Ed è ciò che è successo. «Mi chiamo Giacomo, ho 20 anni e non so cosa inventarmi”, poesie e vita di un ragazzo qualunque, è oggi un viaggio dentro il figlio di Monica, le emozioni dei giovani, le domande sulla vita e le risposte che a volte non si trovano. Un libro che per Monica è il punto di partenza ogni mattina al risveglio e che ha dato vita al progetto «Le emozioni di Giacomo», un percorso di educazione alle emozioni e ai sentimenti nato grazie anche alla collaborazione di due care amiche, Mariacristina Errani (life coach) e Monica Vecchi (marketing manager), che lo porteranno nelle scuole insieme a lei.
«Purtroppo in questo periodo tanto delicato e difficile – spiega Monica – non ci è stato possibile proporre in co-presenza il nostro progetto, ma già ad Alfonsine alcune classi terze della scuola secondaria di primo grado e alcune classi delle superiori di Lugo e Ravenna, grazie alla sensibilità degli insegnanti, stanno lavorando in autonomia sui testi di Giacomo, per riflettere sul mondo interiore dei ragazzi. Una soddisfazione importante, che mi fa ritrovare, spesso, il senso di tutto quello che è successo».
In questi giorni poi, Monica ha ricevuto una bellissima notizia dall’Associazione Primola, sezione di Alfonsine, che gestisce il concorso letterario «Io Racconto» creato nel 2007 dall’autore Massimo Padua e che è indirizzato alle scuole, in particolare ai bambini di quarta e quinta elementare e ai ragazzi delle medie residenti nei comuni dell’Unione della Bassa Romagna: «Il premio relativo alla sezione Poesia sarà intitolato, a partire da questa edizione 2020/2021, proprio a Giacomo e avrò l’onore di consegnare personalmente il premio ai ragazzi. Un onore immenso, che mi ha reso infinitamente orgogliosa di Giacomo e per Giacomo».

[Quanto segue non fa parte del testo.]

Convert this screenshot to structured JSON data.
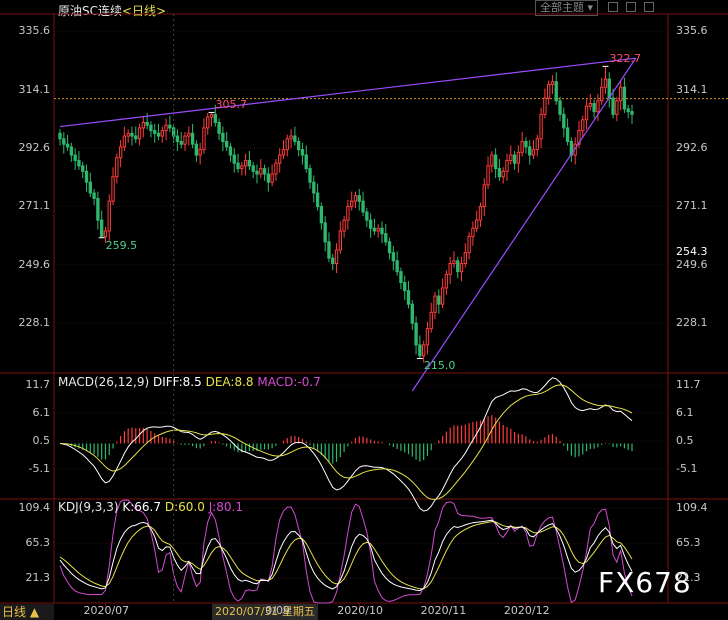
{
  "header": {
    "instrument": "原油SC连续",
    "period_tag": "<日线>",
    "theme_button": "全部主题",
    "dropdown_icon": "triangle-down-icon"
  },
  "colors": {
    "up": "#ff3b3b",
    "down": "#2eb86e",
    "trendline": "#9a4dff",
    "level_line": "#d39a2a",
    "axis_text": "#c8c8c8",
    "grid": "#3a1010",
    "macd_diff": "#ffffff",
    "macd_dea": "#e6e24a",
    "macd_hist_up": "#ff3b3b",
    "macd_hist_down": "#2eb86e",
    "kdj_k": "#ffffff",
    "kdj_d": "#e6e24a",
    "kdj_j": "#d04bd0",
    "current_price_label": "#ffffff"
  },
  "chart_data": [
    {
      "type": "candlestick",
      "panel": "price",
      "y_ticks": [
        "335.6",
        "314.1",
        "292.6",
        "271.1",
        "249.6",
        "228.1"
      ],
      "y_tick_values": [
        335.6,
        314.1,
        292.6,
        271.1,
        249.6,
        228.1
      ],
      "ylim": [
        210.0,
        342.0
      ],
      "current_price": "254.3",
      "reference_level": 310.8,
      "annotations": [
        {
          "text": "322.7",
          "value": 322.7,
          "kind": "high"
        },
        {
          "text": "305.7",
          "value": 305.7,
          "kind": "high"
        },
        {
          "text": "259.5",
          "value": 259.5,
          "kind": "low"
        },
        {
          "text": "215.0",
          "value": 215.0,
          "kind": "low"
        }
      ],
      "trendlines": [
        {
          "name": "upper",
          "from_index": 0,
          "from_value": 300.5,
          "to_index": 152,
          "to_value": 325.7
        },
        {
          "name": "lower",
          "from_index": 93,
          "from_value": 203.0,
          "to_index": 152,
          "to_value": 325.7
        }
      ],
      "close": [
        296,
        294,
        293,
        290,
        288,
        286,
        284,
        280,
        276,
        274,
        266,
        260,
        262,
        273,
        282,
        289,
        293,
        297,
        298,
        297,
        296,
        300,
        302,
        301,
        299,
        298,
        297,
        299,
        301,
        300,
        297,
        295,
        294,
        297,
        298,
        294,
        290,
        292,
        300,
        304,
        305,
        302,
        298,
        295,
        293,
        290,
        287,
        285,
        286,
        288,
        286,
        284,
        283,
        285,
        283,
        280,
        283,
        287,
        290,
        292,
        296,
        297,
        295,
        292,
        290,
        285,
        280,
        276,
        271,
        265,
        258,
        252,
        250,
        255,
        262,
        266,
        271,
        273,
        275,
        273,
        269,
        266,
        263,
        262,
        263,
        261,
        258,
        254,
        251,
        247,
        243,
        240,
        235,
        228,
        220,
        216,
        220,
        226,
        232,
        238,
        235,
        241,
        246,
        250,
        251,
        247,
        250,
        254,
        260,
        263,
        266,
        271,
        279,
        286,
        290,
        285,
        282,
        284,
        288,
        290,
        287,
        291,
        295,
        293,
        290,
        292,
        296,
        305,
        311,
        316,
        317,
        310,
        305,
        300,
        295,
        290,
        294,
        299,
        303,
        308,
        309,
        306,
        310,
        315,
        318,
        311,
        305,
        310,
        315,
        307,
        306,
        305
      ],
      "open": [
        298,
        296,
        294,
        293,
        290,
        288,
        286,
        284,
        280,
        276,
        274,
        266,
        260,
        262,
        273,
        282,
        289,
        293,
        297,
        298,
        297,
        296,
        300,
        302,
        301,
        299,
        298,
        297,
        299,
        301,
        300,
        297,
        295,
        294,
        297,
        298,
        294,
        290,
        292,
        300,
        304,
        305,
        302,
        298,
        295,
        293,
        290,
        287,
        285,
        286,
        288,
        286,
        284,
        283,
        285,
        283,
        280,
        283,
        287,
        290,
        292,
        296,
        297,
        295,
        292,
        290,
        285,
        280,
        276,
        271,
        265,
        258,
        252,
        250,
        255,
        262,
        266,
        271,
        273,
        275,
        273,
        269,
        266,
        263,
        262,
        263,
        261,
        258,
        254,
        251,
        247,
        243,
        240,
        235,
        228,
        220,
        216,
        220,
        226,
        232,
        238,
        235,
        241,
        246,
        250,
        251,
        247,
        250,
        254,
        260,
        263,
        266,
        271,
        279,
        286,
        290,
        285,
        282,
        284,
        288,
        290,
        287,
        291,
        295,
        293,
        290,
        292,
        296,
        305,
        311,
        316,
        317,
        310,
        305,
        300,
        295,
        290,
        294,
        299,
        303,
        308,
        309,
        306,
        310,
        315,
        318,
        311,
        305,
        310,
        315,
        307,
        306
      ],
      "low_overrides": [
        {
          "index": 11,
          "value": 259.5
        },
        {
          "index": 95,
          "value": 215.0
        }
      ],
      "high_overrides": [
        {
          "index": 40,
          "value": 305.7
        },
        {
          "index": 144,
          "value": 322.7
        }
      ]
    },
    {
      "type": "macd",
      "panel": "macd",
      "label": "MACD(26,12,9)",
      "diff_label": "DIFF:8.5",
      "dea_label": "DEA:8.8",
      "macd_label": "MACD:-0.7",
      "y_ticks": [
        "11.7",
        "6.1",
        "0.5",
        "-5.1"
      ],
      "y_tick_values": [
        11.7,
        6.1,
        0.5,
        -5.1
      ],
      "ylim": [
        -11.0,
        14.0
      ]
    },
    {
      "type": "kdj",
      "panel": "kdj",
      "label": "KDJ(9,3,3)",
      "k_label": "K:66.7",
      "d_label": "D:60.0",
      "j_label": "J:80.1",
      "y_ticks": [
        "109.4",
        "65.3",
        "21.3"
      ],
      "y_tick_values": [
        109.4,
        65.3,
        21.3
      ],
      "ylim": [
        -10.0,
        120.0
      ]
    }
  ],
  "x_axis": {
    "labels": [
      {
        "text": "2020/07",
        "index": 12
      },
      {
        "text": "0/09",
        "index": 60
      },
      {
        "text": "2020/10",
        "index": 79
      },
      {
        "text": "2020/11",
        "index": 101
      },
      {
        "text": "2020/12",
        "index": 123
      }
    ],
    "cursor_label": "2020/07/31 星期五",
    "cursor_index": 30
  },
  "footer": {
    "period_button": "日线 ▲"
  },
  "watermark": "FX678"
}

Nel frattempo Monica si sta anche battendo affinché venga cambiata la legge 91/99 che ha introdotto l’obbligatorietà dell’anonimato nella donazione di organi: «Giacomo era donatore volontario e aveva fatto la scelta della donazione a 19 anni, in occasione del rinnovo del suo documento di identità. Grazie a mio figlio, ora quattro persone possono vivere una vita migliore e mi rende felice pensare che nulla sia stato vano».
Monica e Giacomo avevano un rapporto bellissimo, quasi simbiotico: «Mio figlio era intelligente, brillante, ironico, ma quello che lo contraddistingueva era la sua enorme sensibilità, che lo ha portato ad esprimersi attraverso una forma d’arte quale è la poesia. Non è facile trovare nei ragazzi d’oggi questa capacità di guardarsi dentro, di fare uscire allo scoperto le proprie emozioni, non è stato facile per me entrare nel suo mondo senza di lui, ma gli sono grata per avermi lasciato questo meraviglioso dono, che mi ha dato la forza per continuare a vedere quella bellezza collaterale che c’è, esiste e che non ci deve mai abbandonare, nemmeno in situazioni di dolore estremo, come quella della perdita di un figlio».